Monday, September 30, 2019

Switching my Writing Gears

It is no secret that I changed genre's from my first book to my second. My first book (The Last Great Adventure of the PB&J Society) is a middle grade novel, geared towards 8-13 year-olds. My upcoming book (Help Wanted, Must Love Books) is a picture book geared towards 4-7 year-olds.



Because of that change, I am often asked if I still write older books, how easy it is to switch back and forth between writing picture books and middle grade books, and how different is it writing in those two genres. So today I'm going to talk about that.

First, yes! I definitely still write middle grade books. I love the long story form, and being able to tell more. I love reading those books, too, and I still have a lot of stories in me. In fact, I'm working on one now, that I'm not going to tell you anything about (aren't I mean??!), but I'm on the second draft, so that is a good sign. Hopefully, in the future, you will see more published middle grade books from me.

Here is the thing, when I sent the draft of Help Wanted, Must Love Books to my agent, we had a little chat. She loved it, but she wanted me to understand that if I decided to go that direction, I needed to spend some time working on picture books. Focusing on writing more picture books, and spending some time (years probably) building up my author cred as a picture book author.

So that is what I have been doing these past couple of years (only recently have I begun working on middle grade again). I feel incredibly fortunate that my book sold. It is not the first picture book I've ever written, but it IS the first one I've gone on submission with (for all you non-authors, going on submission means that my agent sent it to editors in hopes they would want to publish it). The trick is to repeat that, now!

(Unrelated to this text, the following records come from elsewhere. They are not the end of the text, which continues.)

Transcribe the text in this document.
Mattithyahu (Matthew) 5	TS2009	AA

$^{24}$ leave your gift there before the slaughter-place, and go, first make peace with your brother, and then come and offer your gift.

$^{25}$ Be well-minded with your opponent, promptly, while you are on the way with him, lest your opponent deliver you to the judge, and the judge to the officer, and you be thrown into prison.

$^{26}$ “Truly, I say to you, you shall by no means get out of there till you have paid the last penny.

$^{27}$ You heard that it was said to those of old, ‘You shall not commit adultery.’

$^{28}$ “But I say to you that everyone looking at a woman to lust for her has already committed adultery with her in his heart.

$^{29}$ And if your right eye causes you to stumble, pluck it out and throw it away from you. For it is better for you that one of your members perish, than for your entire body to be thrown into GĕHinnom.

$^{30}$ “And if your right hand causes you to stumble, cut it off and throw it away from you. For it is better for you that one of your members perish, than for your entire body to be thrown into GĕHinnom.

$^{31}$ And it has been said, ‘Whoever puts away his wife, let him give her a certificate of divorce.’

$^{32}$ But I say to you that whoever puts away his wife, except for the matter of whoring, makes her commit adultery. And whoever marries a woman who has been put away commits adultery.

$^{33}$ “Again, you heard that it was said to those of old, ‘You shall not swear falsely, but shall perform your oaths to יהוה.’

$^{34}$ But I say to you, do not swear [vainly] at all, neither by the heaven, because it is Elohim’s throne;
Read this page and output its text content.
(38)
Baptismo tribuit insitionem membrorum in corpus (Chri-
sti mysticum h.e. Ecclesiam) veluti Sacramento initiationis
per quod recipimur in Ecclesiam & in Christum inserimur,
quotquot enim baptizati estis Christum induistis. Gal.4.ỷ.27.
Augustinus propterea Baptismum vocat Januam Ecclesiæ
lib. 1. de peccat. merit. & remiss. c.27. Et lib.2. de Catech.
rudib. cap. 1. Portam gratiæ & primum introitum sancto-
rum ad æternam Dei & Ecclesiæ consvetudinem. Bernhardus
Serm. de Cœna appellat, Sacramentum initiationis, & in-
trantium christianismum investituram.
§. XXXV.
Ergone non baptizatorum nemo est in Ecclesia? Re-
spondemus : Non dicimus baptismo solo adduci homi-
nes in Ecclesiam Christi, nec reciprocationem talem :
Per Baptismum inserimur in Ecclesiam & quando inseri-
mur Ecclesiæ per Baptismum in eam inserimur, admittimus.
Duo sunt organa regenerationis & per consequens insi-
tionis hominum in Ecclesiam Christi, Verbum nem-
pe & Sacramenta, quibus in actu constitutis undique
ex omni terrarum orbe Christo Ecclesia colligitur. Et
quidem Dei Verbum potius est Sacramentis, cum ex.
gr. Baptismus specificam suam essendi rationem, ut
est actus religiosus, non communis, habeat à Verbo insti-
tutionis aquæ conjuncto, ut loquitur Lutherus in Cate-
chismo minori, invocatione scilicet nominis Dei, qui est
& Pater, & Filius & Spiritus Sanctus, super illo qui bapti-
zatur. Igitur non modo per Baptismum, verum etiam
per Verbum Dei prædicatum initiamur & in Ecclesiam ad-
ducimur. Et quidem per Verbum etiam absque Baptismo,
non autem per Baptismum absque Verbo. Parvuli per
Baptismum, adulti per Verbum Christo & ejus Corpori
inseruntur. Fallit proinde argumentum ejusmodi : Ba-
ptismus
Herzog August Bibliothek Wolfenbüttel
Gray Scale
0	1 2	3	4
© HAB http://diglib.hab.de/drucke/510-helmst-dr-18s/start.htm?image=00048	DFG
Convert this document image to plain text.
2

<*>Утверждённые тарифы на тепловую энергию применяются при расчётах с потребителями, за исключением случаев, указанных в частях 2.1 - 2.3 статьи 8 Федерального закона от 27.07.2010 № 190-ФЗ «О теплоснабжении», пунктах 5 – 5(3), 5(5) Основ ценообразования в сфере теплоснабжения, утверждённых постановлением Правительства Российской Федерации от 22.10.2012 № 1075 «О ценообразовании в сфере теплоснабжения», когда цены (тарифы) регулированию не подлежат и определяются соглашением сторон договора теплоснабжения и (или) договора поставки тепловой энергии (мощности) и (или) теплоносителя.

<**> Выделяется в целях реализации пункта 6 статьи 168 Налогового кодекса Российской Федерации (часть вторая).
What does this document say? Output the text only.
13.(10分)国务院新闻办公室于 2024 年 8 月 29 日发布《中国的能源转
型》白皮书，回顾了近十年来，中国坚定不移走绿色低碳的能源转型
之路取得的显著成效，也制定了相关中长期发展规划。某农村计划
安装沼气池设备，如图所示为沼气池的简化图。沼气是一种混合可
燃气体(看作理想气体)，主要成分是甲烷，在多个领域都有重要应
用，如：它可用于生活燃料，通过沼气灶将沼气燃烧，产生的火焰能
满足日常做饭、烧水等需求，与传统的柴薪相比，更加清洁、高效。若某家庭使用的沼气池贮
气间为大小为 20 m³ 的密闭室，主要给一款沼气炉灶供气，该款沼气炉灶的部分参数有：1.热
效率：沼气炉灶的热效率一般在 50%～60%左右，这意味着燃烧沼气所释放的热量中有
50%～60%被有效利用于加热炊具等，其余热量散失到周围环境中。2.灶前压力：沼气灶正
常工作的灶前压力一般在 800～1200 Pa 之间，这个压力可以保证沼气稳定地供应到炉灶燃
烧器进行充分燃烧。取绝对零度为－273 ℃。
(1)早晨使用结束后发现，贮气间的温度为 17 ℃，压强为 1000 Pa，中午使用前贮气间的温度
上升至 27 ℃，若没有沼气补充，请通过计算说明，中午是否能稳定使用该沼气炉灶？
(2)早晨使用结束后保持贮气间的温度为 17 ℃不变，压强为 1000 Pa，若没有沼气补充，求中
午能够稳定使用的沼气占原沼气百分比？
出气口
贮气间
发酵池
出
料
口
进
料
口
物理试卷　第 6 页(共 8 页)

As for the question about difficulty. Switching back and forth is do-able, but difficult. The two formats are extremely different. In middle grade, I have space to say all the things. And while I want my writing to be crisp, and only say things it needs, it feels incredibly freeing to have SO MANY WORDS with which to write my story.

Picture books are mind-numbing projects where every word on the page has been scrutinized many, many times. Every word must be essential if I want to keep it. Every word must being working hard and expressing as much as possible. And even then, I need to make sure that the word really needs to be said. Because if pictures already express that idea, then it is the chopping block for those words.

With my middle grade, once I signed with my agent, I had a couple of back and forths to fix things, before going on submission, and then a couple more back and forths to fix things with my editor (not to minimize the changes, some of those changes were BIG!), still, once I sent in the final copy, it was final.

With my picture book, we were making changes every step of the way.

  • Changes before sending the text to the illustrator. 
  • Changes after seeing the sketches. 
  • Changes after receiving final art. 
  • Changes because the art director had a thought. 
  • Changes because marketing needs a different focus. 
  • Changes because I had a brilliant idea last second (yes, of course it was brilliant, why do you ask?).   

We made changes right up until they sent it to print and we could no longer make changes.

It has been fascinating to watch and participate in the process. And despite the whole mind-numbing thing, I love, love, love writing picture books. It is an incredible thing to be able to say so much with so few words, and I feel like my writing is stronger for having learned and studied the craft of picture book writing (and please note, I am still learning, and probably will be forever). I will definitely be in this genre for a long time to come because I love it so much.

So for you authors, do you find it difficult to switch genres in your writing? And for you non-authors, what do you think when an author that you love in one genre switches to write in another? Do you read those books, too?